Transient Mixed Convection Coupled with Surface Radiation inside a Square Cavity with Different Configurations - A Critical Study

Abstract

The conjugate heat transfer within differentially heated enclosure in presence of surface radiation is a complex phenomenon, which has become a research topic because of its practical relevance. The flow and heat transfer depends on the orientation of source of buoyancy and shear force. Buoyancy driven flow depends on the terminal temperature difference between the walls and its orientation. Similarly, the shear driven flow depends on the wall movement and its direction. The interaction between the shear induced flow with the buoyancy induced flow caused due to different orientation of differential heating of walls in presence of surface radiation is studied in the present article. The governing equations of mass, momentum and energy are solved using modified MAC method.
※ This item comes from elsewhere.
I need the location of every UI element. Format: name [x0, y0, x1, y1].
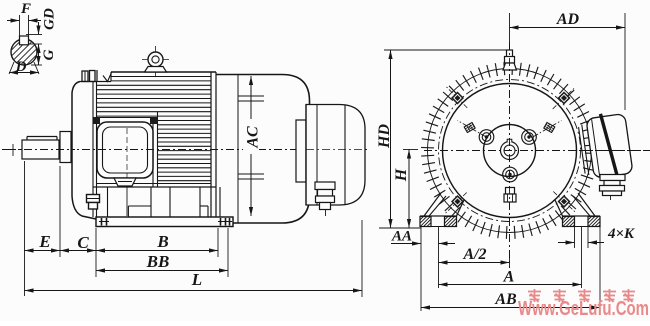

The unsteady flow and heat transfer characteristics significantly vary with the magnitude of velocity and the direction of wall movement. The relative importance of different influencing parameters such as Rayleigh number (Ra), emissivity (ε) and Richardson number (Ri) has been analyzed in the present study. It is noticed that direction of wall movement and Rayleigh number affect both steady and unsteady flow patterns and heat transport processes in the cavity. Presence of surface radiation significantly changes the flow structures in case of vertical wall movement compared to horizontal wall movement for bottom heated cavity. Period of transience for shear dominated regimes (Ri << 1) is less compared to buoyancy dominated regimes (Ri >> 1). This study finds its application in industrial convection ovens and uninterrupted-flow in bakery systems, in food processing industries.